Lizzie Widdicombe: Bryan Goldberg’s Adventures in Women’s Publishing : The New Yorker

From Mars.. adventures in women’s #publishing: Why many writing cheaply beats a few pricey articles. MT @peterjblack


Interesting discussion of the economics of web publishing: why it’s better to get lots of people to cheaply write articles than rely on a few well written but expensive pieces

From Mars: A young man’s adventures in women’s publishing.

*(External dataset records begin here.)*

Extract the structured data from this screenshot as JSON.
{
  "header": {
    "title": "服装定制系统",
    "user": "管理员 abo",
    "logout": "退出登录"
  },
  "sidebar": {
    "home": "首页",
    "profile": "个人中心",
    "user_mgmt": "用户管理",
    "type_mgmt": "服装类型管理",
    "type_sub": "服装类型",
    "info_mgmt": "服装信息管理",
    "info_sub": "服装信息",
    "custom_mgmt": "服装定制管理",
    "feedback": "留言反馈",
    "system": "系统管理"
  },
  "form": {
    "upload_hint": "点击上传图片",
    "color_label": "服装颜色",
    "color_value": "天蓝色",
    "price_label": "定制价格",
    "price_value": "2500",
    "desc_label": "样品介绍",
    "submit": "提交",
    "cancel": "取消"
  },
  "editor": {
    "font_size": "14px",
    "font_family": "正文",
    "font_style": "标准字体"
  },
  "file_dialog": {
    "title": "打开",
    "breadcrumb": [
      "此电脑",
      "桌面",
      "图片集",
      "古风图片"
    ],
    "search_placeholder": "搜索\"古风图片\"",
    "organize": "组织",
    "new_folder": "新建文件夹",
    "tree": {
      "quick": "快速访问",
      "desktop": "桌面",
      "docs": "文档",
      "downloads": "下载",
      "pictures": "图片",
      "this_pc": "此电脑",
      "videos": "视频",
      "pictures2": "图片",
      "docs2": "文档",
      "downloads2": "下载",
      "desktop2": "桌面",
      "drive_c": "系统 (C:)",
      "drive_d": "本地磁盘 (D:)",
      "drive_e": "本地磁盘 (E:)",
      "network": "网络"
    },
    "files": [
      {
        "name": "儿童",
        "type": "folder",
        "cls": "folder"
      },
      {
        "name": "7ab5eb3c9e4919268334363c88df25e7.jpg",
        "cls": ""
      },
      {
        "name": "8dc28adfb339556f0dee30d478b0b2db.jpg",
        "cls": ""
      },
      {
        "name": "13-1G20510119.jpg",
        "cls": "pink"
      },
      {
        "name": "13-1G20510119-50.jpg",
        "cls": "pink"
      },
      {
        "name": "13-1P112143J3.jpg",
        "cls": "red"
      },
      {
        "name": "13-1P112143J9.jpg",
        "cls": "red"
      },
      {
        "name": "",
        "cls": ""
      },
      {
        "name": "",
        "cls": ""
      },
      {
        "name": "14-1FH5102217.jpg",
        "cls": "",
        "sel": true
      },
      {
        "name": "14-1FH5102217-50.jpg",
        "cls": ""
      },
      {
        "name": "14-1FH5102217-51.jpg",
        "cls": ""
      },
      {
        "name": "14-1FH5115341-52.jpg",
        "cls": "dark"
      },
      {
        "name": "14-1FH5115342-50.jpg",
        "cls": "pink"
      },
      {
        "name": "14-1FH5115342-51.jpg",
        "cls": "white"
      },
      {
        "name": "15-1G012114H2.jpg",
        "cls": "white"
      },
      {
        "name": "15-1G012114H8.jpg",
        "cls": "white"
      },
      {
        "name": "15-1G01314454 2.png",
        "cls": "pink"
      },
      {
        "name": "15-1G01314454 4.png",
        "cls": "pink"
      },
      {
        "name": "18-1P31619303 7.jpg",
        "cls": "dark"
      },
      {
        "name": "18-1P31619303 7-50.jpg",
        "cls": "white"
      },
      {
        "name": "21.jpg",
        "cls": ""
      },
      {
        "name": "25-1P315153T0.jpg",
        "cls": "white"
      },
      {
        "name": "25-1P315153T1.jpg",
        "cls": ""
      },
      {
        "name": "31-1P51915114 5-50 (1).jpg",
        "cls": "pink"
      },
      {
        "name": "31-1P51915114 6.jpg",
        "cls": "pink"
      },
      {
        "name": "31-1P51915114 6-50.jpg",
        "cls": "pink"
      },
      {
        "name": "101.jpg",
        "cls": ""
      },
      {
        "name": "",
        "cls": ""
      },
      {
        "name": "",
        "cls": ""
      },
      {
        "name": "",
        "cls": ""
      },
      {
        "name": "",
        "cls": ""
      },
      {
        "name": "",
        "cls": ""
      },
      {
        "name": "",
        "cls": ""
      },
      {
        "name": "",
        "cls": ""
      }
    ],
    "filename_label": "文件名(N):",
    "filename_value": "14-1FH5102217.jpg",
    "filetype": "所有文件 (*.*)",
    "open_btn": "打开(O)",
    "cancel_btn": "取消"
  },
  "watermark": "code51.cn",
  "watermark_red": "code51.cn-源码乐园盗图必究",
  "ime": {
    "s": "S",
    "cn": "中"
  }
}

By the time it was sold to Turner, Bleacher Report was making tens of millions of dollars a year. Brian Morrissey, the editor of Digiday, recently explained how publishers like Bleacher Report have managed to succeed by “gaming the Internet ad system.” Advertising on the Web is cheap: Bleacher Report charges roughly fifty dollars for every thousand people who see their most expensive type of ad, a “homepage takeover.” Meanwhile, Sports Illustrated, whose circulation is three million, charges almost four hundred thousand dollars for a full-page color ad. But, Morrissey said, “You make up for low ad rates by producing as many page views as possible at low costs.” A
well-researched exposé, such as the one Sports Illustrated recently ran about N.C.A.A. violations by the Oklahoma State football team, may take many months of work from a highly paid reporter and editor. But, in the end, Morrissey said, “it yields the same revenue as a ‘25 Sexiest Female Athletes Who Can Kick Your Ass’ post, which costs, like, two hundred dollars.”